12 Andromedae

Observation data Epoch J2000 Equinox ICRS
- Constellation: Andromeda
- Right ascension: 23^{h} 20^{m} 53.26361^{s}
- Declination: +38° 10′ 56.3671″
- Apparent magnitude (V): 5.87

Characteristics
- Evolutionary stage: Main sequence
- Spectral type: F5 V
- B−V color index: 0.45

Astrometry
- Radial velocity (R_{v}): −10.5±0.3 km/s
- Proper motion (μ): RA: 130.117±0.034 mas/yr Dec.: −58.960±0.033 mas/yr
- Parallax (π): 23.7806±0.0361 mas
- Distance: 137.2 ± 0.2 ly (42.05 ± 0.06 pc)
- Absolute magnitude (M_{V}): 2.66

Details
- Mass: 1.25 M_{☉}
- Luminosity: 7.38 L_{☉}
- Surface gravity (log g): 3.92±0.14 cgs
- Temperature: 6,454±219 K
- Metallicity [Fe/H]: +0.00 dex
- Rotational velocity (v sin i): 12 km/s
- Age: 2.548 Gyr
- Other designations: 12 And, BD+37°4817, FK5 1610, HD 220117, HIP 115280, HR 8885, SAO 73190, PPM 88745, WDS J23209+3811A

Database references
- SIMBAD: data

= 12 Andromedae =

Star in the constellation Andromeda

12 Andromedae is a single star in the northern constellation of Andromeda. The designation is from the star catalogue of English astronomer John Flamsteed, first published in 1712. It has an apparent visual magnitude of 5.87, which indicates it is just visible to the naked eye under good seeing conditions. An annual parallax shift of 23.7806 mas provides a distance estimate of 137 light years. The star is moving closer to the Sun with a radial velocity of −10.5 km/s.

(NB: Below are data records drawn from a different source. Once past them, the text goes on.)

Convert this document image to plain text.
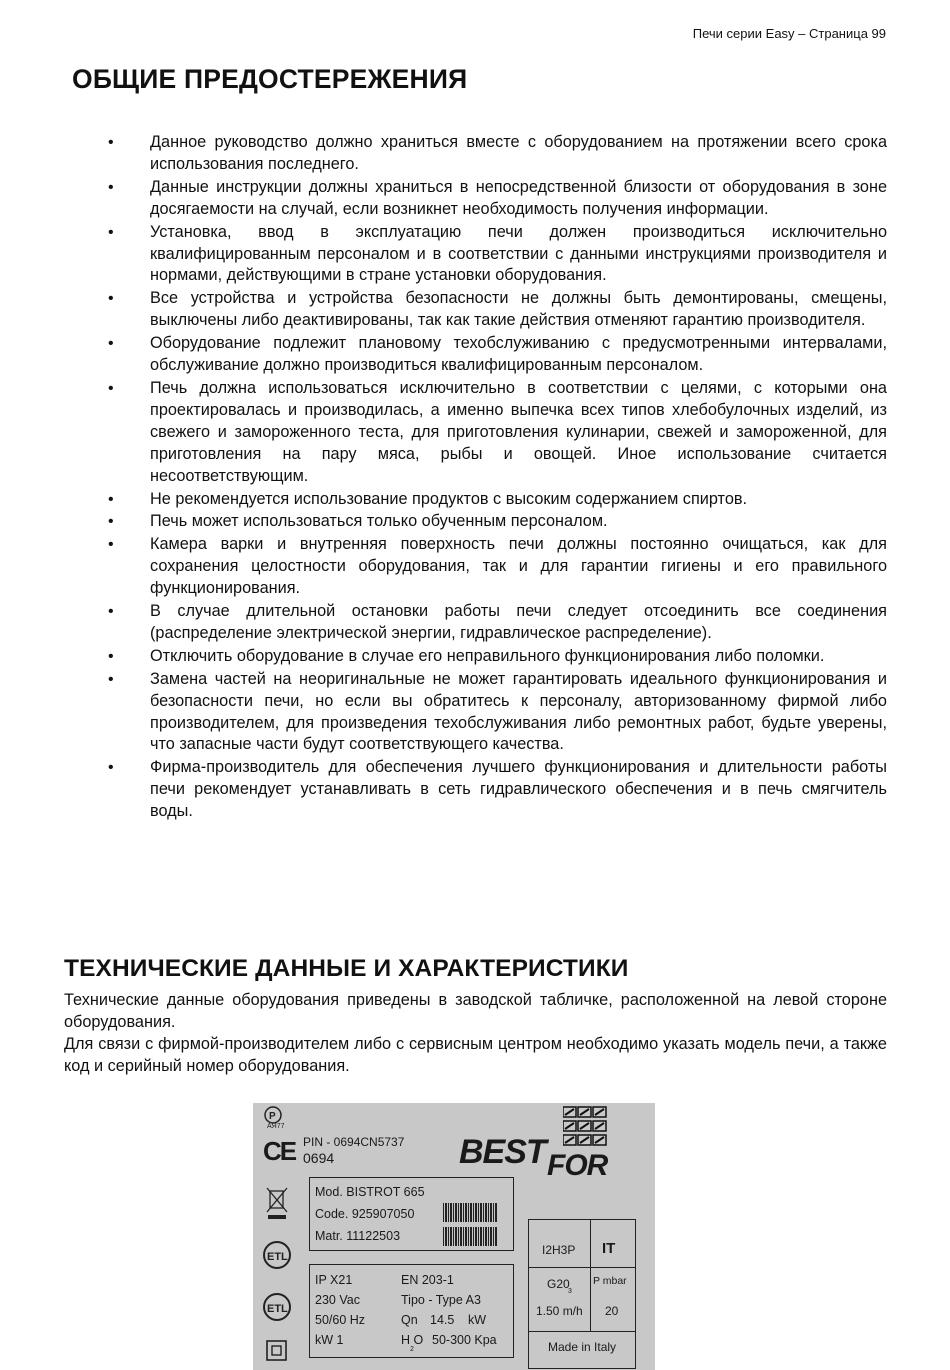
Печи серии Easy – Страница 99
ОБЩИЕ ПРЕДОСТЕРЕЖЕНИЯ
• Данное руководство должно храниться вместе с оборудованием на протяжении всего срока использования последнего.
• Данные инструкции должны храниться в непосредственной близости от оборудования в зоне досягаемости на случай, если возникнет необходимость получения информации.
• Установка, ввод в эксплуатацию печи должен производиться исключительно квалифицированным персоналом и в соответствии с данными инструкциями производителя и нормами, действующими в стране установки оборудования.
• Все устройства и устройства безопасности не должны быть демонтированы, смещены, выключены либо деактивированы, так как такие действия отменяют гарантию производителя.
• Оборудование подлежит плановому техобслуживанию с предусмотренными интервалами, обслуживание должно производиться квалифицированным персоналом.
• Печь должна использоваться исключительно в соответствии с целями, с которыми она проектировалась и производилась, а именно выпечка всех типов хлебобулочных изделий, из свежего и замороженного теста, для приготовления кулинарии, свежей и замороженной, для приготовления на пару мяса, рыбы и овощей. Иное использование считается несоответствующим.
• Не рекомендуется использование продуктов с высоким содержанием спиртов.
• Печь может использоваться только обученным персоналом.
• Камера варки и внутренняя поверхность печи должны постоянно очищаться, как для сохранения целостности оборудования, так и для гарантии гигиены и его правильного функционирования.
• В случае длительной остановки работы печи следует отсоединить все соединения (распределение электрической энергии, гидравлическое распределение).
• Отключить оборудование в случае его неправильного функционирования либо поломки.
• Замена частей на неоригинальные не может гарантировать идеального функционирования и безопасности печи, но если вы обратитесь к персоналу, авторизованному фирмой либо производителем, для произведения техобслуживания либо ремонтных работ, будьте уверены, что запасные части будут соответствующего качества.
• Фирма-производитель для обеспечения лучшего функционирования и длительности работы печи рекомендует устанавливать в сеть гидравлического обеспечения и в печь смягчитель воды.
ТЕХНИЧЕСКИЕ ДАННЫЕ И ХАРАКТЕРИСТИКИ

Технические данные оборудования приведены в заводской табличке, расположенной на левой стороне оборудования.

Для связи с фирмой-производителем либо с сервисным центром необходимо указать модель печи, а также код и серийный номер оборудования.

P
АЯ77
CE PIN - 0694CN5737
0694	BEST FOR
ETL
ETL
Mod. BISTROT 665
Code. 925907050
Matr. 11122503
IP X21
230 Vac
50/60 Hz
kW 1
EN 203-1
Tipo - Type A3
Qn 14.5 kW
H O
2
50-300 Kpa
I2H3P IT
G20 P mbar
3
1.50 m/h 20
Made in Italy
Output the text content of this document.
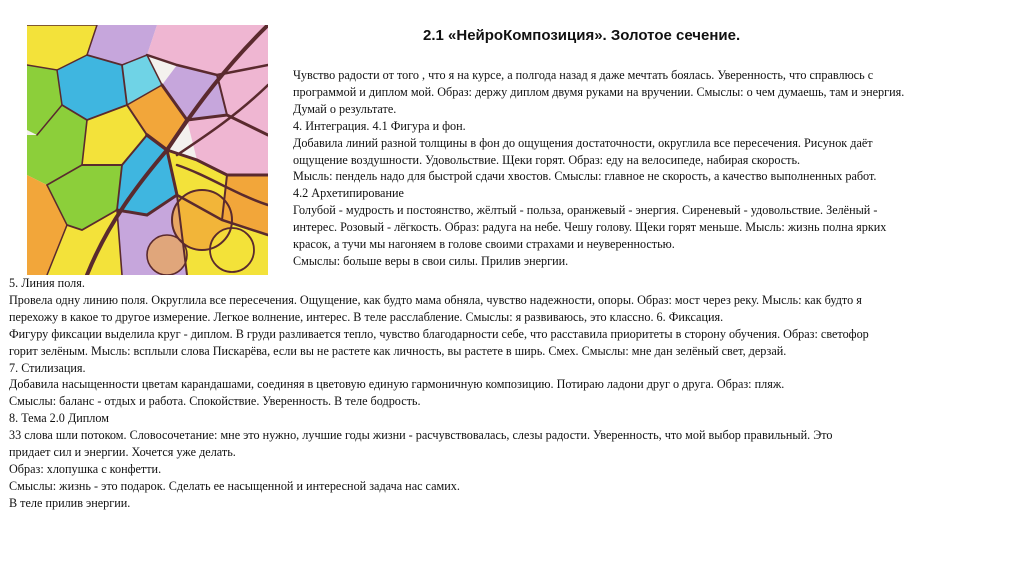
2.1 «НейроКомпозиция». Золотое сечение.
Чувство радости от того , что я на курсе, а полгода назад я даже мечтать боялась. Уверенность, что справлюсь с
программой и диплом мой. Образ: держу диплом двумя руками на вручении. Смыслы: о чем думаешь, там и энергия.
Думай о результате.
4. Интеграция. 4.1 Фигура и фон.
Добавила линий разной толщины в фон до ощущения достаточности, округлила все пересечения. Рисунок даёт
ощущение воздушности. Удовольствие. Щеки горят. Образ: еду на велосипеде, набирая скорость.
Мысль: пендель надо для быстрой сдачи хвостов. Смыслы: главное не скорость, а качество выполненных работ.
4.2 Архетипирование
Голубой - мудрость и постоянство, жёлтый - польза, оранжевый - энергия. Сиреневый - удовольствие. Зелёный -
интерес. Розовый - лёгкость. Образ: радуга на небе. Чешу голову. Щеки горят меньше. Мысль: жизнь полна ярких
красок, а тучи мы нагоняем в голове своими страхами и неуверенностью.
Смыслы: больше веры в свои силы. Прилив энергии.
5. Линия поля.
Провела одну линию поля. Округлила все пересечения. Ощущение, как будто мама обняла, чувство надежности, опоры. Образ: мост через реку. Мысль: как будто я
перехожу в какое то другое измерение. Легкое волнение, интерес. В теле расслабление. Смыслы: я развиваюсь, это классно. 6. Фиксация.
Фигуру фиксации выделила круг - диплом. В груди разливается тепло, чувство благодарности себе, что расставила приоритеты в сторону обучения. Образ: светофор
горит зелёным. Мысль: всплыли слова Пискарёва, если вы не растете как личность, вы растете в ширь. Смех. Смыслы: мне дан зелёный свет, дерзай.
7. Стилизация.
Добавила насыщенности цветам карандашами, соединяя в цветовую единую гармоничную композицию. Потираю ладони друг о друга. Образ: пляж.
Смыслы: баланс - отдых и работа. Спокойствие. Уверенность. В теле бодрость.
8. Тема 2.0 Диплом
33 слова шли потоком. Словосочетание: мне это нужно, лучшие годы жизни - расчувствовалась, слезы радости. Уверенность, что мой выбор правильный. Это
придает сил и энергии. Хочется уже делать.
Образ: хлопушка с конфетти.
Смыслы: жизнь - это подарок. Сделать ее насыщенной и интересной задача нас самих.
В теле прилив энергии.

This is an ordinary F-type main-sequence star with a stellar classification of F5 V. It is about 2.5 billion years old and is spinning with a projected rotational velocity of 12 km/s. The abundance of iron is similar to that in the Sun. The star has an estimated 1.25 times the mass of the Sun and is radiating just over 7 times the Sun's luminosity from its photosphere at an effective temperature of around 6,454 K.